Canada T&C For Purchase

Encore Metals A Division Of Reliance Metals Canada Limited

Conditions Of Contract For The Purchase Of Goods

In these conditions, the “Buyer” means Encore Metals a division of Reliance Metals Canada Limited. The “Seller” means the body corporate, firm or person by which the goods are supplied and the “goods” means those described in the Buyer’s Purchase Order.

General: The terms and conditions set forth herein constitute the entire contract between the Buyer and Seller, relating to the purchase of goods, and this contract prevails over any and all terms and conditions contained in the Seller’s acknowledgements or terms and conditions of sale. No subsequent modification of these terms and conditions shall be effective unless confirmed in writing by an authorized officer of the Buyer.

Prompt written acknowledgement of this purchase order is required.

The Seller shall quote the Buyer’s purchase order number on all correspondence and contractual documentation.

Assignment and Subcontracting: The Seller shall not assign, transfer or subcontract in whole or in part its rights or duties under this contract without prior written consent of an authorized officer of the Buyer.

Excess Goods: The Buyer may, in his absolute discretion, accept or reject any goods which are in excess of the quantity ordered or which do not conform with specification ordered.

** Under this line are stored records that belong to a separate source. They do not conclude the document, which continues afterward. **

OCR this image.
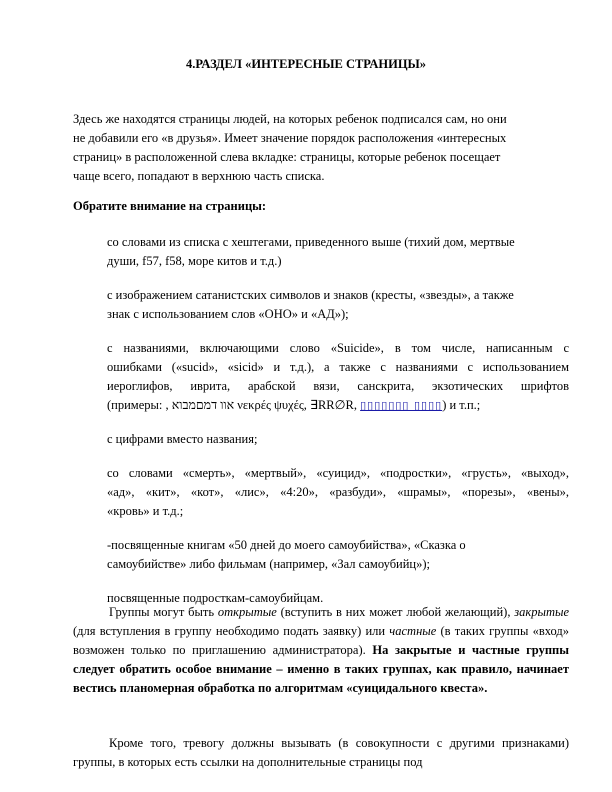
4.РАЗДЕЛ «ИНТЕРЕСНЫЕ СТРАНИЦЫ»
Здесь же находятся страницы людей, на которых ребенок подписался сам, но они
не добавили его «в друзья». Имеет значение порядок расположения «интересных
страниц» в расположенной слева вкладке: страницы, которые ребенок посещает
чаще всего, попадают в верхнюю часть списка.
Обратите внимание на страницы:
со словами из списка с хештегами, приведенного выше (тихий дом, мертвые
души, f57, f58, море китов и т.д.)
с изображением сатанистских символов и знаков (кресты, «звезды», а также
знак с использованием слов «ОНО» и «АД»);
с названиями, включающими слово «Suicide», в том числе, написанным с
ошибками («sucid», «sicid» и т.д.), а также с названиями с использованием
иероглифов, иврита, арабской вязи, санскрита, экзотических шрифтов
(примеры: אוו דמםמבוא , νεκρές ψυχές, ∃RR∅R, ▯▯▯▯▯▯▯ ▯▯▯▯) и т.п.;
с цифрами вместо названия;
со словами «смерть», «мертвый», «суицид», «подростки», «грусть», «выход»,
«ад», «кит», «кот», «лис», «4:20», «разбуди», «шрамы», «порезы», «вены»,
«кровь» и т.д.;
-посвященные книгам «50 дней до моего самоубийства», «Сказка о
самоубийстве» либо фильмам (например, «Зал самоубийц»);
посвященные подросткам-самоубийцам.
Группы могут быть открытые (вступить в них может любой желающий), закрытые (для вступления в группу необходимо подать заявку) или частные (в таких группы «вход» возможен только по приглашению администратора). На закрытые и частные группы следует обратить особое внимание – именно в таких группах, как правило, начинает вестись планомерная обработка по алгоритмам «суицидального квеста».
Кроме того, тревогу должны вызывать (в совокупности с другими признаками) группы, в которых есть ссылки на дополнительные страницы под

Any such goods which are rejected by the Buyer shall be held at the Seller’s risk and may, at the Buyer’s absolute discretion be returned to the Seller at the Seller’s risk and cost. All such costs incurred may be deducted from any sums the Buyer may owe to the Seller.

Delivery: The Seller, must provide the Buyer with 60 days notice as to any changes in delivery schedules. Any costs or loss of profits incurred by the Buyer out of failure to do so shall be paid by the Seller and appropriate action will be taken to recover these costs. If Seller fails to make deliveries in accordance with the terms of this contract, the Buyer shall have the option to terminate this contract in whole or in part and to return, at Seller’s expense, or refuse to accept goods shipped. Seller shall indemnify Buyer against loss resulting from such default provided, however, Seller shall not be liable for delay arising from causes beyond its reasonable control if notice in writing thereof is promptly given to the Buyer.

Inspection: Inspection and/or testing of the goods by the Buyer shall not be deemed to be an acceptance by the Buyer of the goods and shall not relieve the Seller of any of its obligations hereunder. The Buyer shall not be deemed to have accepted the goods simply by virtue of having paid for the goods. The Buyer may identify any non-conforming goods at any time, beginning with, and after initial inspection. The Buyer will assess any such non-conforming goods and may issue a claim for compensation. Payment may be withheld until the claim has been settled.

Warranty: Without limiting any rights which Buyer may have by reason of breach of any implied warranty or condition, or otherwise, Seller expressly warrants that all goods covered by this order shall conform to the specifications or other description upon which this order is based, shall be fit and sufficient for the purpose intended, merchantable, of good material and workmanship and free from defect, and that goods of Seller’s design will be free from defects in design, and agrees to correct at its own cost and expense any and all such defects which may develop during use. The warrant shall apply to the Buyer, its successors, assigns, customers and the users of its products.

Sellers Indemnification: The Seller shall indemnify the Buyer and keep the Buyer indemnified against any costs, losses, expenses, claims, demands, proceedings and actions that may be incurred by the Buyer (including any claims made by third parties) arising out of breach by the Seller of his obligations hereunder. The Seller shall indemnify the Buyer and keep the Buyer indemnified against any costs, claims, demands or expenses that may be incurred by the Buyer due to any infringement of any intellectual property rights of any third party arising out of the supply of the goods by the Seller.

Buyer’s Property: All materials, equipment, drawings, specifications, and samples submitted to the Seller remain the Buyer’s property and must not be copied, disclosed to any third party, or otherwise used without the Buyer’s written permission.

Audits: The Buyer and it’s customers reserve the right to access the Sellers or the Seller’s subcontracted supplier’s premises or working area to perform audits, surveys and verify that the Seller is conforming to the specified requirements stated in the Buyer’s purchase order.

Legal: This contract and all matters relating to the performance herein (including any action against Seller to enforce payment of the price of goods or materials purchased hereunder), shall be governed by the law of the Province of British Columbia, Canada.

Language: This contract has been drawn up in English only at the express request of the parties hereto.